Pietà di me, o Dio, nel tuo amore;

nella tua grande misericordia

cancella la mia iniquità.

Lavami tutto dalla mia colpa,

dal mio peccato rendimi puro.

Sì, le mie iniquità io le riconosco,

il mio peccato mi sta sempre dinanzi.

Contro di te, contro te solo ho peccato,

quello che è male ai tuoi occhi, io l’ho fatto.

Crea in me, o Dio, un cuore puro,

rinnova in me uno spirito saldo.

Non scacciarmi dalla tua presenza

e non privarmi del tuo santo spirito.

Rendimi la gioia della tua salvezza,

sostienimi con uno spirito generoso.

Signore, apri le mie labbra

e la mia bocca proclami la tua lode.

Seconda Lettura  2 Cor 5,20-6,2

Dalla seconda lettera di san Paolo apostolo ai Corinzi

Fratelli, noi, in nome di Cristo, siamo ambasciatori: per mezzo nostro è Dio stesso che esorta. Vi supplichiamo in nome di Cristo: lasciatevi riconciliare con Dio. Colui che non aveva conosciuto peccato, Dio lo fece peccato in nostro favore, perché in lui noi potessimo diventare giustizia di Dio.

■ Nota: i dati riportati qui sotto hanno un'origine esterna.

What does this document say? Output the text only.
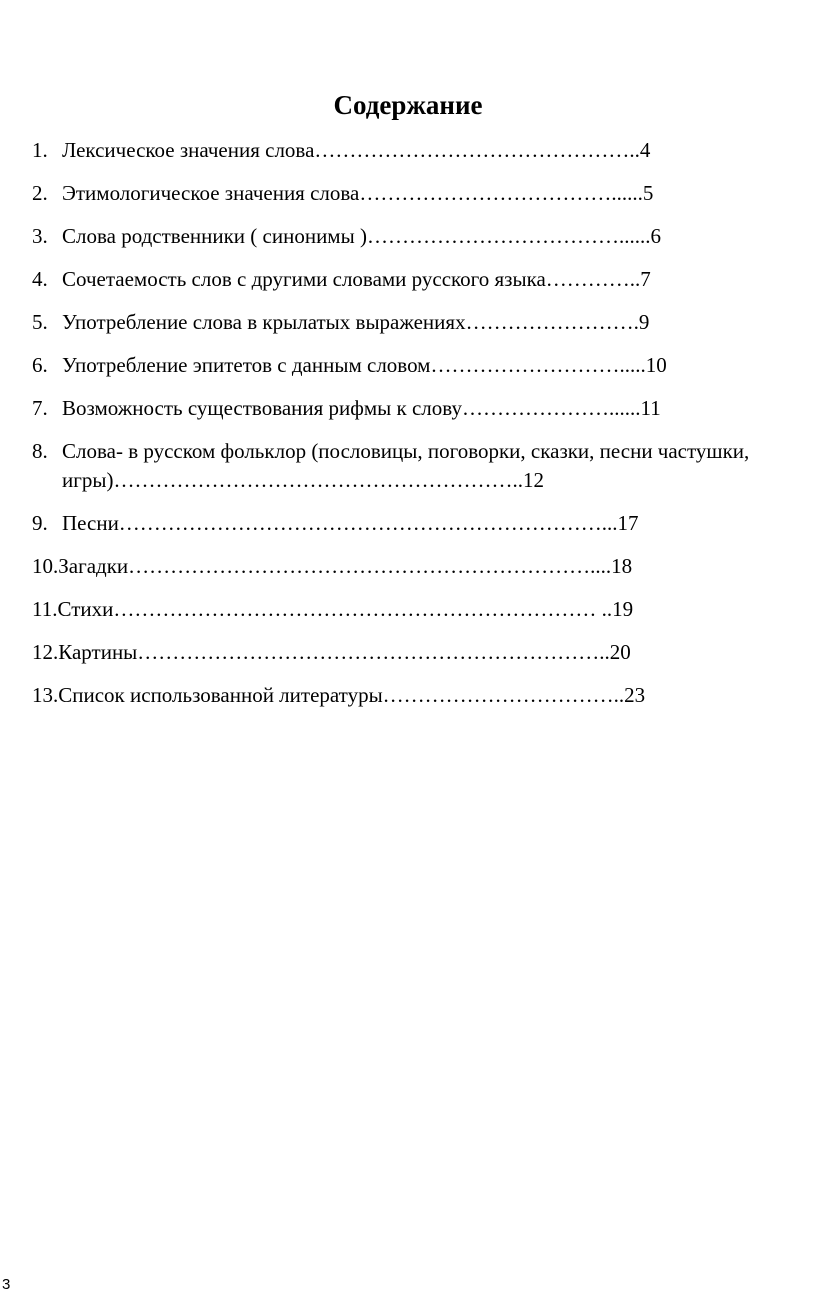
Содержание
1. Лексическое значения слова………………………………………..4
2. Этимологическое значения слова………………………………......5
3. Слова родственники ( синонимы )………………………………......6
4. Сочетаемость слов с другими словами русского языка…………..7
5. Употребление слова в крылатых выражениях…………………….9
6. Употребление эпитетов с данным словом……………………….....10
7. Возможность существования рифмы к слову…………………......11
8. Слова- в русском фольклор (пословицы, поговорки, сказки, песни частушки, игры)…………………………………………………..12
9. Песни……………………………………………………………...17
10. Загадки…………………………………………………………....18
11. Стихи…………………………………………………………… ..19
12. Картины…………………………………………………………..20
13. Список использованной литературы……………………………..23
3
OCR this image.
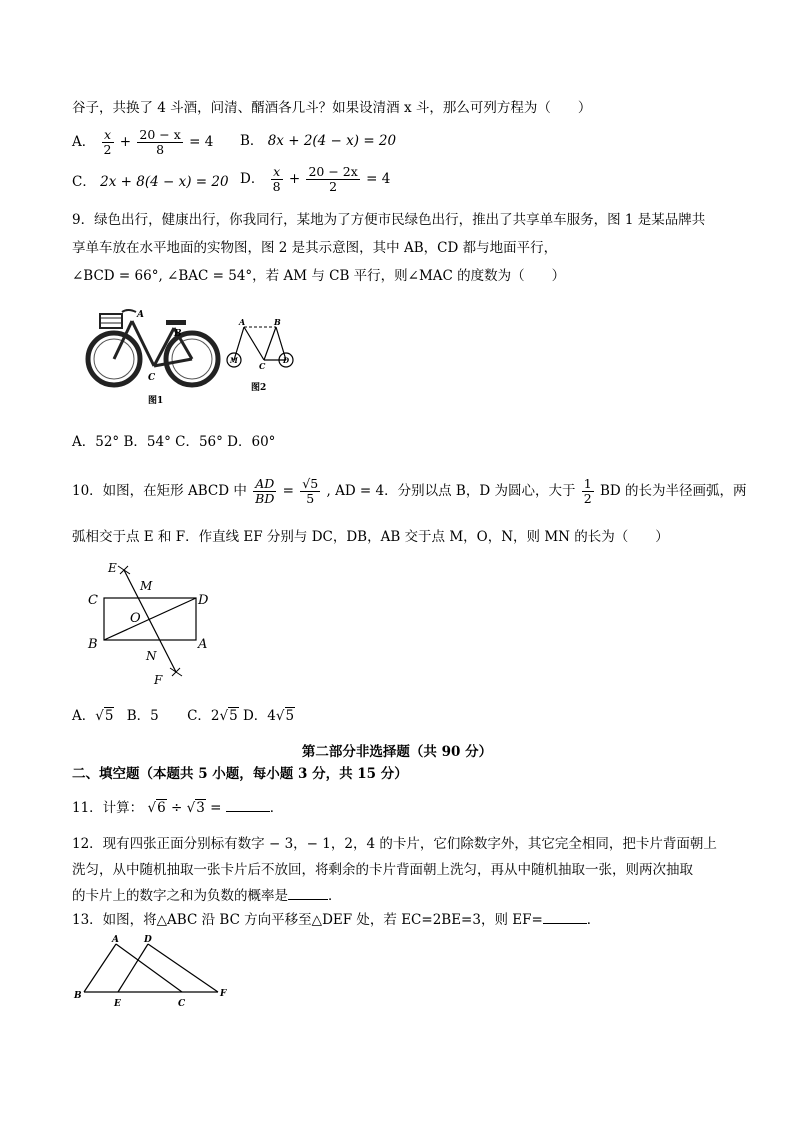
谷子，共换了 4 斗酒，问清、醑酒各几斗？如果设清酒 x 斗，那么可列方程为（　　）
A． $\frac{x}{2} + \frac{20 - x}{8} = 4$ B． 8x + 2(4 − x) = 20
C． 2x + 8(4 − x) = 20 D． $\frac{x}{8} + \frac{20 - 2x}{2} = 4$
9．绿色出行，健康出行，你我同行，某地为了方便市民绿色出行，推出了共享单车服务，图 1 是某品牌共
享单车放在水平地面的实物图，图 2 是其示意图，其中 AB，CD 都与地面平行，
∠BCD = 66°, ∠BAC = 54°，若 AM 与 CB 平行，则∠MAC 的度数为（　　）
A
B
C
M
图1
A	B
C
M	D
图2
A．52° B．54° C．56° D．60°
10．如图，在矩形 ABCD 中 $\frac{AD}{BD} = \frac{√5}{5}$ , AD = 4．分别以点 B，D 为圆心，大于 $\frac{1}{2}$ BD 的长为半径画弧，两
弧相交于点 E 和 F．作直线 EF 分别与 DC，DB，AB 交于点 M，O，N，则 MN 的长为（　　）
E
M
C	D
O
B	A
N
F
A．√5 B．5 C．2√5 D．4√5
第二部分非选择题（共 90 分）
二、填空题（本题共 5 小题，每小题 3 分，共 15 分）
11．计算： √6 ÷ √3 =	．
12．现有四张正面分别标有数字 − 3，− 1，2，4 的卡片，它们除数字外，其它完全相同，把卡片背面朝上
洗匀，从中随机抽取一张卡片后不放回，将剩余的卡片背面朝上洗匀，再从中随机抽取一张，则两次抽取
的卡片上的数字之和为负数的概率是	．
13．如图，将△ABC 沿 BC 方向平移至△DEF 处，若 EC=2BE=3，则 EF=	．
A	D
B
E	C
F
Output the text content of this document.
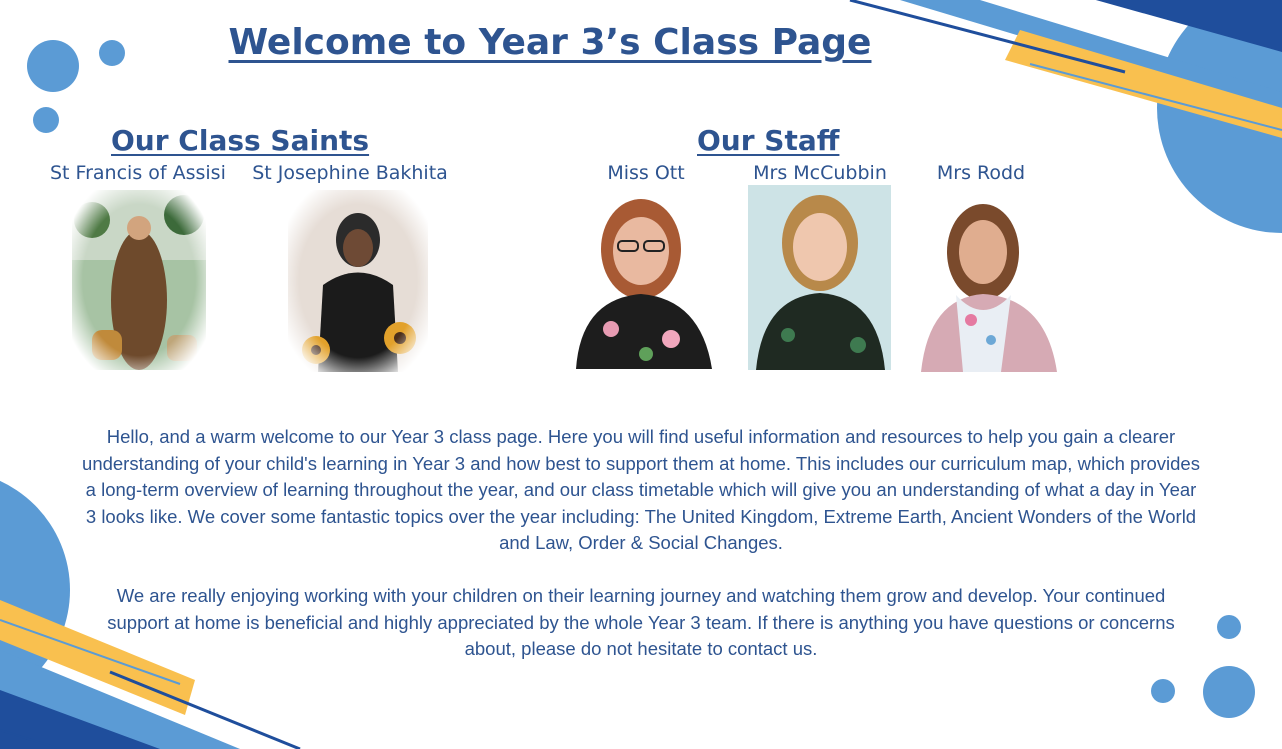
Welcome to Year 3’s Class Page
Our Class Saints
St Francis of Assisi St Josephine Bakhita
Our Staff
Miss Ott	Mrs McCubbin	Mrs Rodd
Hello, and a warm welcome to our Year 3 class page. Here you will find useful information and resources to help you gain a clearer understanding of your child's learning in Year 3 and how best to support them at home. This includes our curriculum map, which provides a long-term overview of learning throughout the year, and our class timetable which will give you an understanding of what a day in Year 3 looks like. We cover some fantastic topics over the year including: The United Kingdom, Extreme Earth, Ancient Wonders of the World and Law, Order & Social Changes.
We are really enjoying working with your children on their learning journey and watching them grow and develop. Your continued support at home is beneficial and highly appreciated by the whole Year 3 team. If there is anything you have questions or concerns about, please do not hesitate to contact us.
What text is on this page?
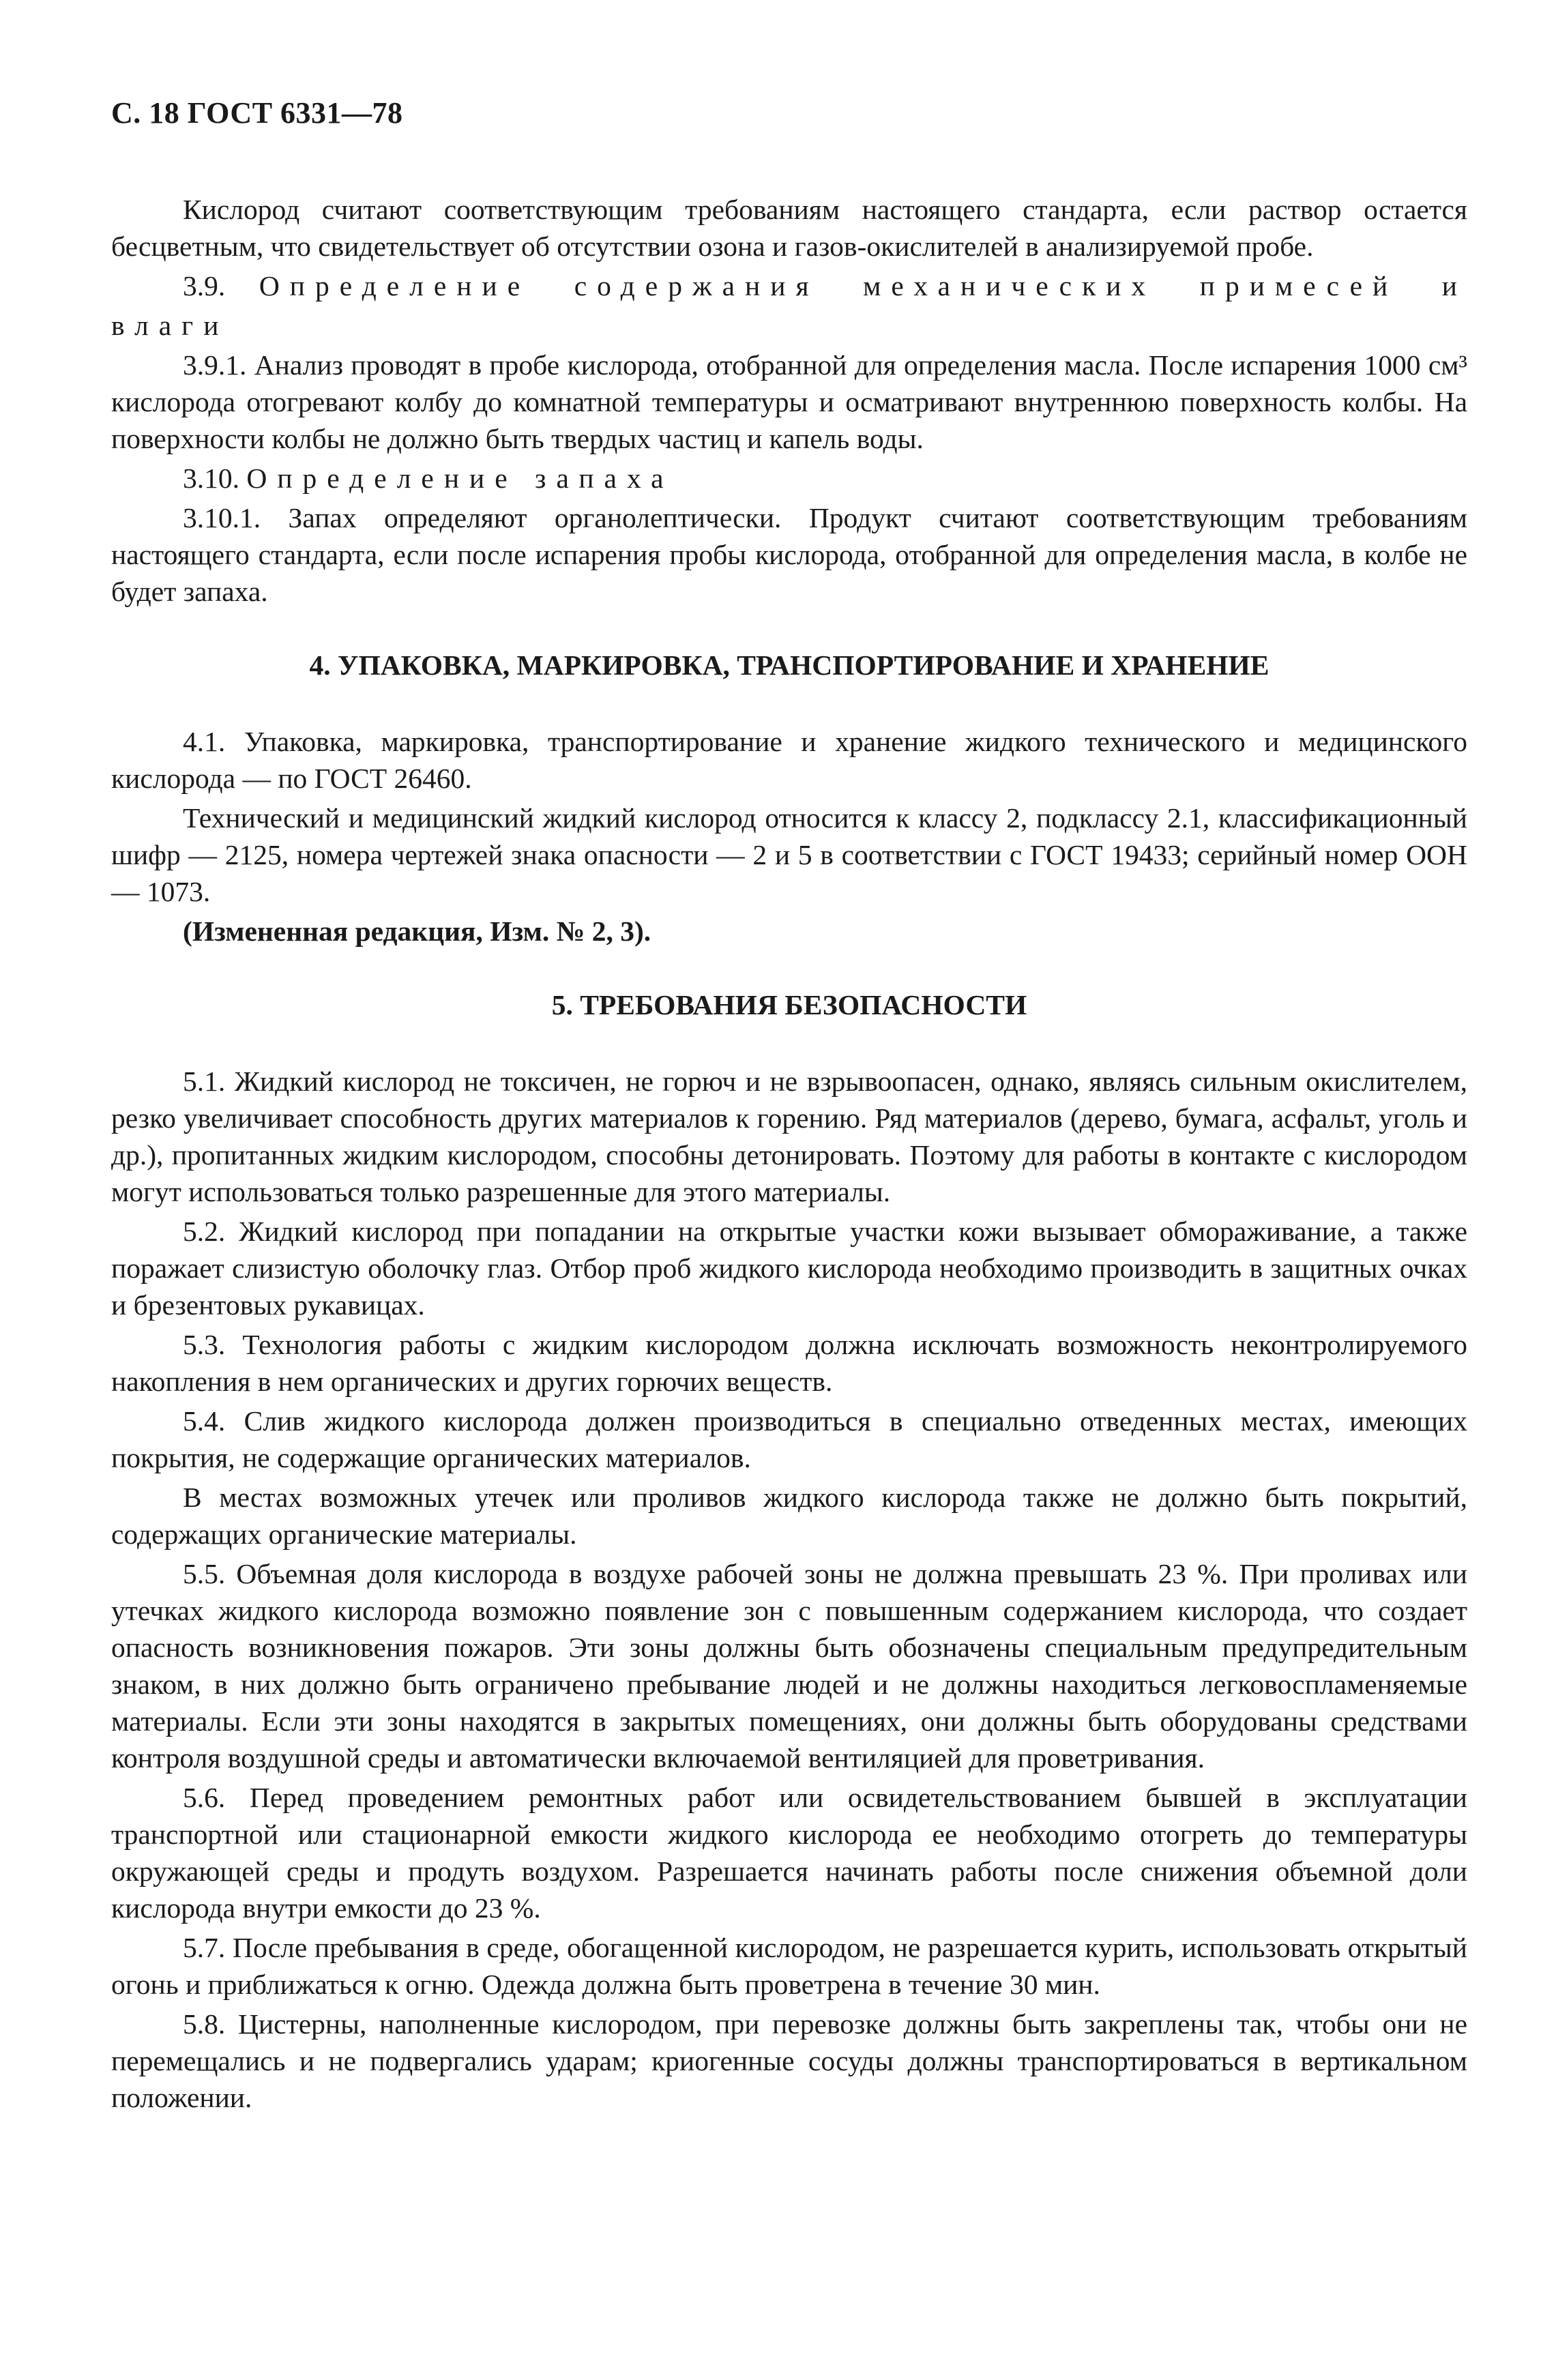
С. 18 ГОСТ 6331—78

Кислород считают соответствующим требованиям настоящего стандарта, если раствор остается бесцветным, что свидетельствует об отсутствии озона и газов-окислителей в анализируемой пробе.

3.9. Определение содержания механических примесей и

влаги

3.9.1. Анализ проводят в пробе кислорода, отобранной для определения масла. После испарения 1000 см³ кислорода отогревают колбу до комнатной температуры и осматривают внутреннюю поверхность колбы. На поверхности колбы не должно быть твердых частиц и капель воды.

3.10. Определение запаха

3.10.1. Запах определяют органолептически. Продукт считают соответствующим требованиям настоящего стандарта, если после испарения пробы кислорода, отобранной для определения масла, в колбе не будет запаха.

4. УПАКОВКА, МАРКИРОВКА, ТРАНСПОРТИРОВАНИЕ И ХРАНЕНИЕ

4.1. Упаковка, маркировка, транспортирование и хранение жидкого технического и медицинского кислорода — по ГОСТ 26460.

Технический и медицинский жидкий кислород относится к классу 2, подклассу 2.1, классификационный шифр — 2125, номера чертежей знака опасности — 2 и 5 в соответствии с ГОСТ 19433; серийный номер ООН — 1073.

(Измененная редакция, Изм. № 2, 3).

5. ТРЕБОВАНИЯ БЕЗОПАСНОСТИ

5.1. Жидкий кислород не токсичен, не горюч и не взрывоопасен, однако, являясь сильным окислителем, резко увеличивает способность других материалов к горению. Ряд материалов (дерево, бумага, асфальт, уголь и др.), пропитанных жидким кислородом, способны детонировать. Поэтому для работы в контакте с кислородом могут использоваться только разрешенные для этого материалы.

5.2. Жидкий кислород при попадании на открытые участки кожи вызывает обмораживание, а также поражает слизистую оболочку глаз. Отбор проб жидкого кислорода необходимо производить в защитных очках и брезентовых рукавицах.

5.3. Технология работы с жидким кислородом должна исключать возможность неконтролируемого накопления в нем органических и других горючих веществ.

5.4. Слив жидкого кислорода должен производиться в специально отведенных местах, имеющих покрытия, не содержащие органических материалов.

В местах возможных утечек или проливов жидкого кислорода также не должно быть покрытий, содержащих органические материалы.

5.5. Объемная доля кислорода в воздухе рабочей зоны не должна превышать 23 %. При проливах или утечках жидкого кислорода возможно появление зон с повышенным содержанием кислорода, что создает опасность возникновения пожаров. Эти зоны должны быть обозначены специальным предупредительным знаком, в них должно быть ограничено пребывание людей и не должны находиться легковоспламеняемые материалы. Если эти зоны находятся в закрытых помещениях, они должны быть оборудованы средствами контроля воздушной среды и автоматически включаемой вентиляцией для проветривания.

5.6. Перед проведением ремонтных работ или освидетельствованием бывшей в эксплуатации транспортной или стационарной емкости жидкого кислорода ее необходимо отогреть до температуры окружающей среды и продуть воздухом. Разрешается начинать работы после снижения объемной доли кислорода внутри емкости до 23 %.

5.7. После пребывания в среде, обогащенной кислородом, не разрешается курить, использовать открытый огонь и приближаться к огню. Одежда должна быть проветрена в течение 30 мин.

5.8. Цистерны, наполненные кислородом, при перевозке должны быть закреплены так, чтобы они не перемещались и не подвергались ударам; криогенные сосуды должны транспортироваться в вертикальном положении.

Poiché siamo suoi collaboratori, vi esortiamo a non accogliere invano la grazia di Dio. Egli dice infatti:

«Al momento favorevole ti ho esaudito

e nel giorno della salvezza ti ho soccorso».

Ecco ora il momento favorevole, ecco ora il giorno della salvezza!

Vangelo  Mt 6,1-6.16-18

Dal vangelo secondo Matteo

In quel tempo, Gesù disse ai suoi discepoli:

«State attenti a non praticare la vostra giustizia davanti agli uomini per essere ammirati da loro, altrimenti non c’è ricompensa per voi presso il Padre vostro che è nei cieli.

Dunque, quando fai l’elemosina, non suonare la tromba davanti a te, come fanno gli ipòcriti nelle sinagoghe e nelle strade, per essere lodati dalla gente. In verità io vi dico: hanno già ricevuto la loro ricompensa. Invece, mentre tu fai l’elemosina, non sappia la tua sinistra ciò che fa la tua destra, perché la tua elemosina resti nel segreto; e il Padre tuo, che vede nel segreto, ti ricompenserà.

E quando pregate, non siate simili agli ipòcriti che, nelle sinagoghe e negli angoli delle piazze, amano pregare stando ritti, per essere visti dalla gente. In verità io vi dico: hanno già ricevuto la loro ricompensa. Invece, quando tu preghi, entra nella tua camera, chiudi la porta e prega il Padre tuo, che è nel segreto; e il Padre tuo, che vede nel segreto, ti ricompenserà.

E quando digiunate, non diventate malinconici come gli ipòcriti, che assumono un’aria disfatta per far vedere agli altri che digiunano. In verità io vi dico: hanno già ricevuto la loro ricompensa. Invece, quando tu digiuni, profùmati la testa e làvati il volto, perché la gente non veda che tu digiuni, ma solo il Padre tuo, che è nel segreto; e il Padre tuo, che vede nel segreto, ti ricompenserà».